Flight Through Tomorrow
their fight was not merely a bitter one—it was hopeless. And I heard them muttering among themselves, "We have not even any tools!", and again, "We have no fuel left for the great machines!" ... For they had lived in a highly mechanical world, and the technicians who alone understood the workings of that world had all been destroyed, and the sources of power had all been cut off—and power was the food without which they could not long survive.

Unable to endure their haggard, hangdog looks and grim, despondent eyes, I went wandering far away, over the length and breadth of many lands. And nowhere did I see a factory that had not been hammered to dust, nor a village that had not been unroofed or burnt, nor a farm where the workers went humming on their merry, toilsome way. Yet here and there I did observe little knots of survivors. Sometimes they were half-clad groups, lean and ferocious as famished wolves, who roamed the houseless countryside with stones and clubs, hunting the wild birds and hares, or making meager meals from bark and roots. Sometimes three or four men, with the frenzied eyes and hysterical shrieks and shouts of maniacs, would emerge from a brush hut by a river flat. Sometimes little bands of men and women, in a dazed aimless way, would go wandering about a huge jagged hole in the ground, where their homes and their loved ones lay buried. I came upon solitary refugees high up on the scarred mountain slopes, with nothing but a staff to lean upon and a deer-skin to keep them warm. I saw more than one twisted form lying motionless at the foot of a precipice. I witnessed a battle between two half-crazed, ravenous bands, with murder, and cannibalism, and horrors too grisly to report. I observed brave men resolutely trying to till the soil, whose productive powers had been ruined by a poison spray from the sky; and I noted some who, though the fields remained fertile enough, had not the seed to plant; and others who had not the tools with which to plow and reap. And some who, with great labor, managed to produce enough for three or four mouths, had twenty or thirty to feed; and where the three or four might have lived, the twenty or thirty perished.

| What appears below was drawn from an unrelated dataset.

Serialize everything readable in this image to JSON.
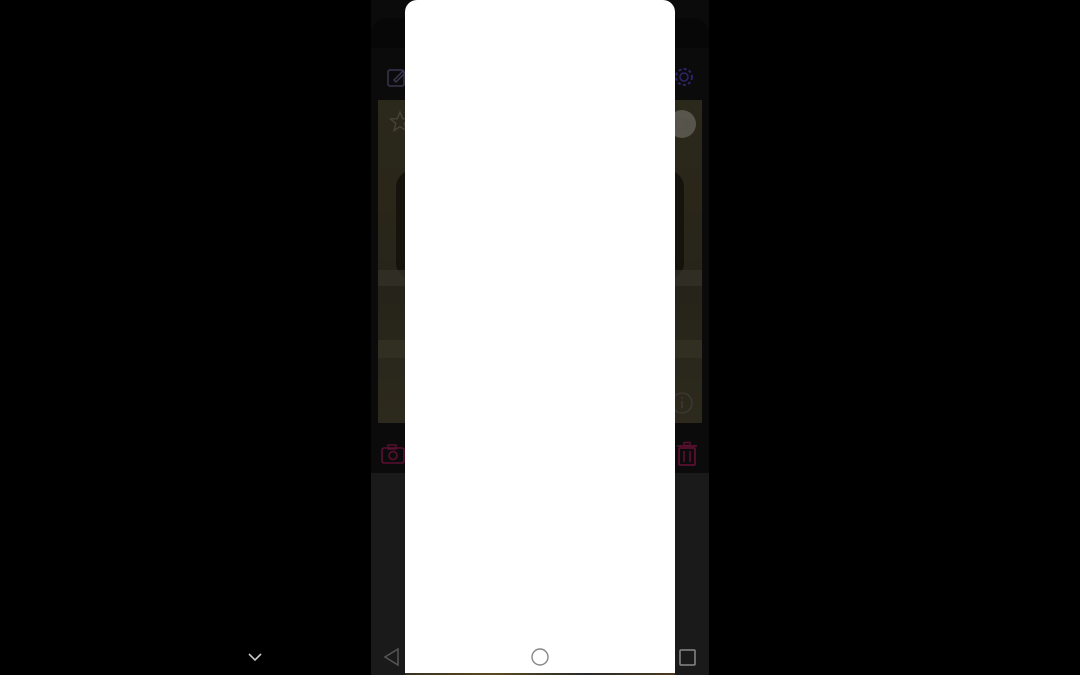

Then, with a great sadness, I knew that man, having become civilized, cannot make himself into a savage again. He has come to depend upon science for his sustenance, and when he himself has destroyed the means of employing that science, he is as a babe without milk. And it is not necessary to destroy all men in order to exterminate mankind; one need only take from him the prop of his mechanical inventions.